Speaking at a news conference Thursday sponsored by the American Jewish Committee and held at the U.S. Mission to the United Nations, Moynihan railed against those who would delay trying to have the resolution repealed.

“I don’t know why we don’t press it,” he said. “You don’t say ahead of time that we don’t want to lose, so we aren’t going to even see if we can win.”

A few weeks ago, the U.N. Caucus of Jewish Nongovernmental Organizations, led by B’nai B’rith International, petitioned the General Assembly to repeal the resolution, saying “the time has come for the U.N. to cleanse itself of this grotesque libel.”

The democratization of Eastern Europe has brought changes conducive to a change in voting among the countries that, for the most part, supported the resolution in 1975.

REVERSING ITS POSITION

The Soviet Union has indicated it might vote against the resolution in a second round, while the president of Czechoslovakia, Vaclav Havel, told officials during a trip to Israel that his government had reversed its position.

But both Israeli and U.S. officials have stressed they are not in favor of bringing the resolution to a second vote this year because its repeal is not yet assured, especially in light of the Gulf crisis and the recent Security Council resolutions condemning Israel.

“We must be careful not to bring a vote prematurely because any lost vote would be a reaffirmation,” said Pickering. “There is a consensus that the time now is not right.”

Pickering said the United States was actively campaigning on this issue, and was telling Arab countries — all of which voted in favor of the resolution — that to revoke the resolution would aid the Middle East peace process by sending a signal of reconciliation.

“The U.S. has always stated its position clearly and forcefully many, many times,” he said. “It was a falsehood, anti-Semitic and a slander of mammoth proportion.”

Moynihan and others speaking at the conference said the resolution was the start of a degrading period in the history of the United Nations, one that gave legitimacy to anti-Semitism while stripping the United Nations of much of its moral authority to act in the Middle East.

The new Israeli ambassador to the United Nations, Yoram Aridor, referring to the anti-Semitic policies of Nazi Germany that led to the death of 6 million Jews, said: “Anti-Semitism can’t be divided from anti-Zionism, and anti- ? ? ? breast of Jewish people.”

Aridor, who often intersperses his public remarks with quotations from books, reminded listeners of the words of popular Israeli author Amos Oz, explaining that if anything was learned from the Holocaust, it was that words can be potent weapons.

“Generations before the birth of Hitler, mass murderers already knew that you must first corrupt the words before you can corrupt those who use the words, so that they may be capable of murder in the guise of purification. . .We must treat words like hand grenades,” said Aridor, quoting from Oz.

Nov. 10 marks the 15th anniversary of the passage of U.N. Resolution 3379, which was adopted by a vote of 72-35 with 32 abstentions.
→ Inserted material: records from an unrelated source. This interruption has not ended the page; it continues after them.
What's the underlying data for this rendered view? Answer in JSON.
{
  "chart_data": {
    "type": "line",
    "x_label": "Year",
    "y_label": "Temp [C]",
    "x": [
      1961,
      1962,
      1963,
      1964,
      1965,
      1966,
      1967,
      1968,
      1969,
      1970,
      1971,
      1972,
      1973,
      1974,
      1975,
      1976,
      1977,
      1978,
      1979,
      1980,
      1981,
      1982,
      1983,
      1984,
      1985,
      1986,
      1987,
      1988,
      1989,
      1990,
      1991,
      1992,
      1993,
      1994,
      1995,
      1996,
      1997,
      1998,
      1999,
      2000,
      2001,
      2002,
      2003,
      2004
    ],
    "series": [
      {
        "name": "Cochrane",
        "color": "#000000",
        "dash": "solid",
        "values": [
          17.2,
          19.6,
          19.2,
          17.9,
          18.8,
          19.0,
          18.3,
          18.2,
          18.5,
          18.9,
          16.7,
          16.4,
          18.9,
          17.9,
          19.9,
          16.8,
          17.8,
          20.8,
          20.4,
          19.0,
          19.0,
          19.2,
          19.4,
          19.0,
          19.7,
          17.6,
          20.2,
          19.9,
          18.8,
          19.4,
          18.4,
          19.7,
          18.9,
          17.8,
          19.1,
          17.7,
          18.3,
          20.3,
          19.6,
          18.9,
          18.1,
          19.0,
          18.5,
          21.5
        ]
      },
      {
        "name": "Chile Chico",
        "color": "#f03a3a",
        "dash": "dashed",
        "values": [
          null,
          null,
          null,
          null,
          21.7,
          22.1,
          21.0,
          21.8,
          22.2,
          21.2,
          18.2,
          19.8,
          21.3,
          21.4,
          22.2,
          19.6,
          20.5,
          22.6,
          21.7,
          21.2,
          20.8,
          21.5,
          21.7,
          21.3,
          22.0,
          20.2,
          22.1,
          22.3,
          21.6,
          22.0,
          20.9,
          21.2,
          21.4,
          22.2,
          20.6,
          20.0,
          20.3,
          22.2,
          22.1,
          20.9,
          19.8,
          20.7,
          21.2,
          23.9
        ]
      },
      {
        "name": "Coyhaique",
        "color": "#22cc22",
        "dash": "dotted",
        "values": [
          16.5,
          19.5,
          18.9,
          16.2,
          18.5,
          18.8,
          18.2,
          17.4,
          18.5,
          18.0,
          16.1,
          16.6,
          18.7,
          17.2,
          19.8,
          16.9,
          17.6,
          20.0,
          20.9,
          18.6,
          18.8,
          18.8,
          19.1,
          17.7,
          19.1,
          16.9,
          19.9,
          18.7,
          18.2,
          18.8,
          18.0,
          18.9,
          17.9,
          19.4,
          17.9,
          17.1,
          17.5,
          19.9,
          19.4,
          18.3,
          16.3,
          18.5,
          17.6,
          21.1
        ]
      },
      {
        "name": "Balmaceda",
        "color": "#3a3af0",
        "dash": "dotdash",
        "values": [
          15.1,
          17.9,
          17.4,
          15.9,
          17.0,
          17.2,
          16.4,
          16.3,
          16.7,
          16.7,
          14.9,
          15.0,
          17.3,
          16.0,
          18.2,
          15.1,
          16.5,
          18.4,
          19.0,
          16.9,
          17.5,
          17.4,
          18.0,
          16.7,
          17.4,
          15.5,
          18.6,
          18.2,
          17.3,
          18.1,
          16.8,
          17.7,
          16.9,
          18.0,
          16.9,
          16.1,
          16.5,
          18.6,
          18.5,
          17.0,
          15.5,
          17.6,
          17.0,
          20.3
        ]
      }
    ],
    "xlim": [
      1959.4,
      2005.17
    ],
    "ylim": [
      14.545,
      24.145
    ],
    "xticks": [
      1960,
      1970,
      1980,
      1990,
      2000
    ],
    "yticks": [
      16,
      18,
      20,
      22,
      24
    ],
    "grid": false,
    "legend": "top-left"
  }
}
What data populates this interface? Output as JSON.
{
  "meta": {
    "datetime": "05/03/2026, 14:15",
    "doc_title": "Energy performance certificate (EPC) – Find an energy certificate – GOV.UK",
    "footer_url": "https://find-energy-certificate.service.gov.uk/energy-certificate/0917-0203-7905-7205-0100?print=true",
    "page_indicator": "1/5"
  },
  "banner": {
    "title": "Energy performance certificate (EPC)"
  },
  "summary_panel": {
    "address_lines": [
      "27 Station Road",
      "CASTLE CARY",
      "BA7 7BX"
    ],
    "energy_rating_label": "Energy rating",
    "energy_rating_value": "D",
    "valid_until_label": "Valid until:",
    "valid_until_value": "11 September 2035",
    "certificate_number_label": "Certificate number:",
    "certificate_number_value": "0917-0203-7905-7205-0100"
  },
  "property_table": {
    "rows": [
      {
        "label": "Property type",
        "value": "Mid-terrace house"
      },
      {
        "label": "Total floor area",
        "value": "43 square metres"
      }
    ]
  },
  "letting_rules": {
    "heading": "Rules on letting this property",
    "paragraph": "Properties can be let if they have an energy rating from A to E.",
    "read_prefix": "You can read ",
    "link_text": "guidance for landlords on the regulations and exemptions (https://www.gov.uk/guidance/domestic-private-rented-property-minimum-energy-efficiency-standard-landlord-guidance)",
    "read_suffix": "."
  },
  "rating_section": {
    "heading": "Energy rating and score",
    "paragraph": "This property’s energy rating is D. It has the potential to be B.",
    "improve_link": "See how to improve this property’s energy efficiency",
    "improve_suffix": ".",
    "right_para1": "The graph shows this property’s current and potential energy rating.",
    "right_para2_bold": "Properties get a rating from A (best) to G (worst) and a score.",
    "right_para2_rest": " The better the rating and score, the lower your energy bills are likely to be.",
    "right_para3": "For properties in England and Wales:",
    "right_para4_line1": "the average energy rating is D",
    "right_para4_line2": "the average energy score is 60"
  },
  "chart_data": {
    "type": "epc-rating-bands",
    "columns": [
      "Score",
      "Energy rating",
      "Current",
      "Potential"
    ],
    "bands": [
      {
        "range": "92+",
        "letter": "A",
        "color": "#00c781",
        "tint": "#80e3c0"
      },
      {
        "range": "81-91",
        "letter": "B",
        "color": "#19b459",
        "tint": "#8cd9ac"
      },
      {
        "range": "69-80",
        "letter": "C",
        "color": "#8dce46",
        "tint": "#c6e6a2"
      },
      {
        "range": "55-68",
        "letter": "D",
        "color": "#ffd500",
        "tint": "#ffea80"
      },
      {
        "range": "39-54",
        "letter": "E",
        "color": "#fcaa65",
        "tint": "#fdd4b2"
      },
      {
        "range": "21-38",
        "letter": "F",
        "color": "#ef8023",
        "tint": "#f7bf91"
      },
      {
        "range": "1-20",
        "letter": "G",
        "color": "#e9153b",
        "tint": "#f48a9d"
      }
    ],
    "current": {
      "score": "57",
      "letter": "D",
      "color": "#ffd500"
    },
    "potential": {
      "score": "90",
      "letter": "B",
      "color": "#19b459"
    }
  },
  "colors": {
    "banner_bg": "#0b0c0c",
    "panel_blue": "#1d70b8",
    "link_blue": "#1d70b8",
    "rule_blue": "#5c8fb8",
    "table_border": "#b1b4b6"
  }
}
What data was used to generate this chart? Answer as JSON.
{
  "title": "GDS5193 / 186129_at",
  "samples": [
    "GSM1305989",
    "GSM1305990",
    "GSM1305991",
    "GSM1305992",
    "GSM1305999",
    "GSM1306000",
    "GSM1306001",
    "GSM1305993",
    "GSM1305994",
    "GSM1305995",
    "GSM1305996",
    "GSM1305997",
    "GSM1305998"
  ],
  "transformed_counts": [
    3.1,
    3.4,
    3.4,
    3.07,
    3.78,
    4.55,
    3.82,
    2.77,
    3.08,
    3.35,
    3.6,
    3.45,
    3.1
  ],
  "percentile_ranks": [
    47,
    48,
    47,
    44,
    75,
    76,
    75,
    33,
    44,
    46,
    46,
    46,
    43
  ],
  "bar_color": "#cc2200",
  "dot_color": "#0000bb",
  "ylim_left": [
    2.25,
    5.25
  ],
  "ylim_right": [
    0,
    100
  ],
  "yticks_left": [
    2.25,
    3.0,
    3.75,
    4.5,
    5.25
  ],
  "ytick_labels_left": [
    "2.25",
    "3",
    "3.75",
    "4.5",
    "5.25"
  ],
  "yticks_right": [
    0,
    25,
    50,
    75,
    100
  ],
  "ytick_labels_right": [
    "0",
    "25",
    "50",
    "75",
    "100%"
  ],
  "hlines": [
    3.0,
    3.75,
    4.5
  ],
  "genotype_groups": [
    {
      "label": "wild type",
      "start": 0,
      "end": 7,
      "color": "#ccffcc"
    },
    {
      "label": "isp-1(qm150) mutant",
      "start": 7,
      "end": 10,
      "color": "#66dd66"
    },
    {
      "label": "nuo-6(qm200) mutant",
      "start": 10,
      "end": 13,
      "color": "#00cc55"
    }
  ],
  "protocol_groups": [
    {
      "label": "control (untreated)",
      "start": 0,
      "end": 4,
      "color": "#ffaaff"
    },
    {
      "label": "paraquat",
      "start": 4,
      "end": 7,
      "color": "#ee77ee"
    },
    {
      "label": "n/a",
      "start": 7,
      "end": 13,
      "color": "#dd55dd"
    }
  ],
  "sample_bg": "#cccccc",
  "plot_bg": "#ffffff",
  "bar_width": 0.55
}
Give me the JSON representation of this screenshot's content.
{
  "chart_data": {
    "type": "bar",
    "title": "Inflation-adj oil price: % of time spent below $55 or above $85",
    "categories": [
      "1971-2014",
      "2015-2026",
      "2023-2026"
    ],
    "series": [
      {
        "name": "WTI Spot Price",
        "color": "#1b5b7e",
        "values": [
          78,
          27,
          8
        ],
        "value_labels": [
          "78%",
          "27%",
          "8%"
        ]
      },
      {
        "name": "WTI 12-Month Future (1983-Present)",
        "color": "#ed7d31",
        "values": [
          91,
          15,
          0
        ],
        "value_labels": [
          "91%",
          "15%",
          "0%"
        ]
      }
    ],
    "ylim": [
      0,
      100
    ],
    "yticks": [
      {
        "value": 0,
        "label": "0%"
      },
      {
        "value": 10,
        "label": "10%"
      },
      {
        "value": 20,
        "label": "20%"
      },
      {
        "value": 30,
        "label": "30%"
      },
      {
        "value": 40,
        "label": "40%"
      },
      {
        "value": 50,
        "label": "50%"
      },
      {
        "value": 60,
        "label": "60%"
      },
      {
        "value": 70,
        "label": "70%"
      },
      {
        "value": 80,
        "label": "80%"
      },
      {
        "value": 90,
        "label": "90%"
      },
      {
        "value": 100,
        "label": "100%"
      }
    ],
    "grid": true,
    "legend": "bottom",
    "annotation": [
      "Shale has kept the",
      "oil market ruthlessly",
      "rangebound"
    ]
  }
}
Countries voting in favor included the Soviet Union and its satellite states, along with many of the non-aligned states.

AJCommittee issued a special publication for the event, “Anti-Zionism: The Sophisticated Anti-Semitism,” and officials called on people to continue fighting against the resolution.

“There may be tactical questions about the best time to hold a vote to repeal 3379,” said Sholom Comay, president of the AJC, in a statement released to the press. “But there is never a wrong time to speak out against anti-Semitism and bigotry.”